OpenAI GPT-4 Released: Here's What's New And How You Can Try It

OpenAI has just announced GPT-4, the latest iteration of its deep learning language model that is touted to be smarter and more capable than ChatGPT. The Microsoft-backed company claims that ChatGPT scored in the 10th percentile in the Uniform Bar exam, while GPT managed a staggering 90th. In a biology Olympiad, ChatGPT reached the 31st percentile rank, while GPT-4 raced far ahead to the 99th percentile. One of the early adopters is Microsoft, which says the Bing Chat bot now relies on GPT-4. Notably, OpenAI's announcement doesn't mention anything about the bias problem, which we found was a recurring problem with ChatGPT in performing creative tasks.

However, it looks like with GPT-4, OpenAI focused more on the safety side of things and emphasis on facts than philosophical ramblings that came from simply summarising the web.
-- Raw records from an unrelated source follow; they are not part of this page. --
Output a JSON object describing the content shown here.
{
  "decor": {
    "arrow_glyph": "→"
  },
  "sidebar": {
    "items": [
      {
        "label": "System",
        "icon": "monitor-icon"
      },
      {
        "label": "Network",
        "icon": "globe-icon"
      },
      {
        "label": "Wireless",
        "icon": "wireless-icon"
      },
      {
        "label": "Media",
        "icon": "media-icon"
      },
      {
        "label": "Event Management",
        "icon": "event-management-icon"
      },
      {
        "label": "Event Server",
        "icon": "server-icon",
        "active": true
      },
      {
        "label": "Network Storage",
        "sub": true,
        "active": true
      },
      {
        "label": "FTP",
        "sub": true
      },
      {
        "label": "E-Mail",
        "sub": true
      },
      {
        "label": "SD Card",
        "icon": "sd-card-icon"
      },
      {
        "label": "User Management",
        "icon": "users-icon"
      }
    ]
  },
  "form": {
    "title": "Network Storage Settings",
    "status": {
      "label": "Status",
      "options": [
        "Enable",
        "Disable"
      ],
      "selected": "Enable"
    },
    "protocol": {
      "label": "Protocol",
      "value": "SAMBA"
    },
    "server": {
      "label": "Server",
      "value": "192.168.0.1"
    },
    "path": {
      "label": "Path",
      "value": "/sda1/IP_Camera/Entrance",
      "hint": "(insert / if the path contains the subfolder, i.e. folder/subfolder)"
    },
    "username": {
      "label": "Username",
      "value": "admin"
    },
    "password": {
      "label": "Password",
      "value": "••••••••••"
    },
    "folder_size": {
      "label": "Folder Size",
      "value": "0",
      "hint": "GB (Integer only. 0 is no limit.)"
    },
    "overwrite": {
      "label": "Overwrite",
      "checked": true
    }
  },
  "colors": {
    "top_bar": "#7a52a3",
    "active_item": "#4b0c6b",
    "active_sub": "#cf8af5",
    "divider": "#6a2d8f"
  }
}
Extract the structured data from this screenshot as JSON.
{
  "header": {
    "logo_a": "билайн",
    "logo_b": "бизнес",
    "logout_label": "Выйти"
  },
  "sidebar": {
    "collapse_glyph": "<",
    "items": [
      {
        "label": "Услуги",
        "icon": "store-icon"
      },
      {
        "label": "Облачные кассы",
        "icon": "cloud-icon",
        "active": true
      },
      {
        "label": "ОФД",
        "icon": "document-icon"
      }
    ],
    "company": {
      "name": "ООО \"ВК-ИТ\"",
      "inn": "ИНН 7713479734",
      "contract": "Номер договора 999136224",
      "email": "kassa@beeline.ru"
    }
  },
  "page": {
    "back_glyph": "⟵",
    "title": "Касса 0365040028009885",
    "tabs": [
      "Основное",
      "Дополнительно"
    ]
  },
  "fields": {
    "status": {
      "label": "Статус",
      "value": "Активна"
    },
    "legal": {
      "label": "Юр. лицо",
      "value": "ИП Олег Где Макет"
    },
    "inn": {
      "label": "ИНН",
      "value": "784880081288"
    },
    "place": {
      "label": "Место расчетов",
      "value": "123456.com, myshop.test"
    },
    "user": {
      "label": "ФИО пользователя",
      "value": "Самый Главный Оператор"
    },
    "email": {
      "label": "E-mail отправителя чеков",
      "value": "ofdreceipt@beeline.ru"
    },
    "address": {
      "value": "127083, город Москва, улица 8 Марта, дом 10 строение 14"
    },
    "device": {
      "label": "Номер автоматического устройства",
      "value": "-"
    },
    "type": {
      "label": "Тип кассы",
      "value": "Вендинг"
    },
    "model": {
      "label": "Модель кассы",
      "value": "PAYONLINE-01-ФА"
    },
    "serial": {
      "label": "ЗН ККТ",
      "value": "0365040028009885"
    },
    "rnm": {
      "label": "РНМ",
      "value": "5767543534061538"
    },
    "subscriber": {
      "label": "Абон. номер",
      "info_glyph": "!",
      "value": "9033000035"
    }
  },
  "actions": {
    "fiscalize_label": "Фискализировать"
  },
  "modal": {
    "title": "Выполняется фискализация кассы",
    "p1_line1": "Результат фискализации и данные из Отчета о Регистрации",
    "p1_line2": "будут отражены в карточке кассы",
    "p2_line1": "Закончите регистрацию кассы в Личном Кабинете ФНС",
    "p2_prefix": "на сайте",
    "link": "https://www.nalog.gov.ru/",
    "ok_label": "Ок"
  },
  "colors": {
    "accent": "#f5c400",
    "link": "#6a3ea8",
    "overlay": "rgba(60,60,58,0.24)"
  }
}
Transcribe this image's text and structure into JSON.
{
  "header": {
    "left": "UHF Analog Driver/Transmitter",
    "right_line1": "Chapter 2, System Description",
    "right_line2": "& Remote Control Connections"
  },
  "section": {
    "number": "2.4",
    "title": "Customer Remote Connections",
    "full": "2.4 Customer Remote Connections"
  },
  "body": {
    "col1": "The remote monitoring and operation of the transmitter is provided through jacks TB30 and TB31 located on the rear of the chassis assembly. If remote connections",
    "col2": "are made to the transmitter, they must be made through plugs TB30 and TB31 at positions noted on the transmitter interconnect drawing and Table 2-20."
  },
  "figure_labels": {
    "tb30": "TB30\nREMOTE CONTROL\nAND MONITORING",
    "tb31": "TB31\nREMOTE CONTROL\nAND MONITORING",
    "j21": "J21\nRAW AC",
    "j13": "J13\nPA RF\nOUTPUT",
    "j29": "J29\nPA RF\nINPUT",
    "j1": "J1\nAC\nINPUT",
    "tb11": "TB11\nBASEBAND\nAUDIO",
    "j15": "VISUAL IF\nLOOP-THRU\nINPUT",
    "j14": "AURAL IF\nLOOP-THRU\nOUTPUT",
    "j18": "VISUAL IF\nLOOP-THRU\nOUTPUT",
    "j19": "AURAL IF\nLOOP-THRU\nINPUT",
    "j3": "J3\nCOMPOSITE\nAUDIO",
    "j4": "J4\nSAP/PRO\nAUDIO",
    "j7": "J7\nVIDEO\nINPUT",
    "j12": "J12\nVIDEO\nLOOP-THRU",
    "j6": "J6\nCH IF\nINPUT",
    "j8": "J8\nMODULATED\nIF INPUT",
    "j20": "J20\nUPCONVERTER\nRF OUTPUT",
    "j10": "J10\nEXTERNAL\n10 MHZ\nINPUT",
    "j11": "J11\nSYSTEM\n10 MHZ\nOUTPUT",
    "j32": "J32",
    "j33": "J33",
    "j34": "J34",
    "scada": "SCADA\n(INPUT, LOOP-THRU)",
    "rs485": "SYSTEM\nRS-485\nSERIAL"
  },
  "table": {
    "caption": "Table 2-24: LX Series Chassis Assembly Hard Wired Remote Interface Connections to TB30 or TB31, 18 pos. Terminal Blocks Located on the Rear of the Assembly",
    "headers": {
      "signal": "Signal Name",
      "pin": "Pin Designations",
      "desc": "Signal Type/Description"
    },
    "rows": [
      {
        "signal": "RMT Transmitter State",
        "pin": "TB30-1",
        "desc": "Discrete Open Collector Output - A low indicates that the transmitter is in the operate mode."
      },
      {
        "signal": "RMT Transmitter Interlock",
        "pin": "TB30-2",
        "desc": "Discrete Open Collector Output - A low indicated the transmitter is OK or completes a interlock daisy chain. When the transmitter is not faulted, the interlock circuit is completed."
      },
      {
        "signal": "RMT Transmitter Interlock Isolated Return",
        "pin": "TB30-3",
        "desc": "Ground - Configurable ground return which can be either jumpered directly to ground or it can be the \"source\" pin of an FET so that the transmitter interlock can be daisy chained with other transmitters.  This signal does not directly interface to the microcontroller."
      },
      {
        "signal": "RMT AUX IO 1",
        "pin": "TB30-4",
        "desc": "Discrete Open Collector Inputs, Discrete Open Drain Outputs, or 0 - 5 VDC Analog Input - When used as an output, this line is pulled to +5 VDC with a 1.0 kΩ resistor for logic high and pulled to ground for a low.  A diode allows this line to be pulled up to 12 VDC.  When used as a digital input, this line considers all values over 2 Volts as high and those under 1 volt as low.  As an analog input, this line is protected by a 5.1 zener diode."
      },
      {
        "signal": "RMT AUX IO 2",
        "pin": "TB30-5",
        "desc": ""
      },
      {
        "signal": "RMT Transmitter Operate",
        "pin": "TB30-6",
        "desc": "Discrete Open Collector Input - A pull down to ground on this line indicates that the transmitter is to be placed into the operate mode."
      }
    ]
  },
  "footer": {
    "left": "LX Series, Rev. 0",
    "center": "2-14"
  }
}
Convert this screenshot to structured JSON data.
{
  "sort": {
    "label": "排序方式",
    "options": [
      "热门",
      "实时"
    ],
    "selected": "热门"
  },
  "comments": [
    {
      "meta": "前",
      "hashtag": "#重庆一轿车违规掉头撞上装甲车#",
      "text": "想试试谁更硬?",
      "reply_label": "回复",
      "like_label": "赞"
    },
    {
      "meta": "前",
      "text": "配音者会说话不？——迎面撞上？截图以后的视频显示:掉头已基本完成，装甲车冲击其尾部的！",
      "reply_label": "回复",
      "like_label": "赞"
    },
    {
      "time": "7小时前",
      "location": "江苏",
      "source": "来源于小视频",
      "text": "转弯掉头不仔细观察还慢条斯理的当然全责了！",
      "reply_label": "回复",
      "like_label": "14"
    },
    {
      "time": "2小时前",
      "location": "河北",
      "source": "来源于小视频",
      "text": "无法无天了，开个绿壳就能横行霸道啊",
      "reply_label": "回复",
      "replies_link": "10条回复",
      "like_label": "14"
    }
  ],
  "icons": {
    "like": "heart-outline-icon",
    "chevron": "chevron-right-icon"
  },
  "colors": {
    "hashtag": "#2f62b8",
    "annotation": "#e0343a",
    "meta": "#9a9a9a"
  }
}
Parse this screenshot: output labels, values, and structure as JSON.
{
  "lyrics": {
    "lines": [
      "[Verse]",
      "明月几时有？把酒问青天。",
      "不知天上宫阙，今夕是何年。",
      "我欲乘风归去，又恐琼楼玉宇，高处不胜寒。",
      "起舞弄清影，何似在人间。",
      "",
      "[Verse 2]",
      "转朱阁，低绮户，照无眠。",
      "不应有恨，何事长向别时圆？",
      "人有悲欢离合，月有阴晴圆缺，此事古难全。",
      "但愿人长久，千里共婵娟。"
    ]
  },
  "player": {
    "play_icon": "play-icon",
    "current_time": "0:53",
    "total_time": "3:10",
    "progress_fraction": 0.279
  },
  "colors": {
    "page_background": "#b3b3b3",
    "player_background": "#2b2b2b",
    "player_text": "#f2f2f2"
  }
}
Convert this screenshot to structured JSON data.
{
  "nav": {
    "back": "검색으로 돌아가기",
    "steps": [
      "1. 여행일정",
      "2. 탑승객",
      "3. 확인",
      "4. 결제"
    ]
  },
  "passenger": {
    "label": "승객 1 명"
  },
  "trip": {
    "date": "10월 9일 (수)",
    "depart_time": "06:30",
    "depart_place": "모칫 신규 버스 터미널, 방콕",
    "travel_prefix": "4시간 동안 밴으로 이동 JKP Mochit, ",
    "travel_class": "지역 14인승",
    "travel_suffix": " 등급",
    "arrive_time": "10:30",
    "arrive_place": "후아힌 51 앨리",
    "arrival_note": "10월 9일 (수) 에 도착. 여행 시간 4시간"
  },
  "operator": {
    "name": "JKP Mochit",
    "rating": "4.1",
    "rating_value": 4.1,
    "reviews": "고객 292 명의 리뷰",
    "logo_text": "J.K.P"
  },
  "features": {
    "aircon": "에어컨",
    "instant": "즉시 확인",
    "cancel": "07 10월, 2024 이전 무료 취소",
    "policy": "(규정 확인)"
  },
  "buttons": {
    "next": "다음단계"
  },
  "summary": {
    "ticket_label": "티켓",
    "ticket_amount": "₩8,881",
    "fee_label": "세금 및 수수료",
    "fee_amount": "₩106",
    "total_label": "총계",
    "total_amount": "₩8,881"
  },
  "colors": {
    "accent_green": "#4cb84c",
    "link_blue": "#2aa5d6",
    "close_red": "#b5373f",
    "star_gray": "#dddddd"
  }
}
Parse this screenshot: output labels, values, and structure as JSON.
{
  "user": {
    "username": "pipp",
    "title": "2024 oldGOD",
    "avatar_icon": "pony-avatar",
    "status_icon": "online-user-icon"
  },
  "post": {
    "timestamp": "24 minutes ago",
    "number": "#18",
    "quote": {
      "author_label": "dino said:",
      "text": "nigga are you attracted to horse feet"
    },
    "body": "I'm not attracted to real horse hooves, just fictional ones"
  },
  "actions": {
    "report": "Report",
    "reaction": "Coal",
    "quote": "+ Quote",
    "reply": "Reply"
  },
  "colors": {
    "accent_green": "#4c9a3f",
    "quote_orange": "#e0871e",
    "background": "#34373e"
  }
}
The company says the chances of GPT-4 responding to disallowed content is 82% lower, while the probability of answering with facts is 40% compared to models based on GPT-3.5. The level of human input that went into training GPT-4 was also higher, ensuring that the responses sound more natural than the machine-generated repetitive tones that are discernible with ChatGPT.

Faster, better, and expensive

Another area where GPT-4 improves upon previous models is the contextual understanding of an input image and then offering a relevant response based on the attached query. For example, a query like "summarize this book" tagged alongside a book's picture will offer a response in multiple forms, like a wall of paragraphs or bullet points. OpenAI is also touting the long-form content chops of GPT-4, noting that it can churn 25,000 words suited for tasks like deep analyses, and can also contextually provide answers based on input that contains a link as source material.

OpenAI says GPT-4 has already been deployed by some globally recognized brands like education behemoth Khan Academy, which is using it for student tutoring modules, banking titan Morgan Stanley, payment processing player Stripe, and Duolingo. GPT-4 is said to be more expressive, collaborative, and creative at tasks like composing various forms of literature and can learn based on the user's input style, too. For regular (and business users), GPT-4 is available to try now with a ChatGPT Plus subscription, and the APIs will also be rolled out shortly.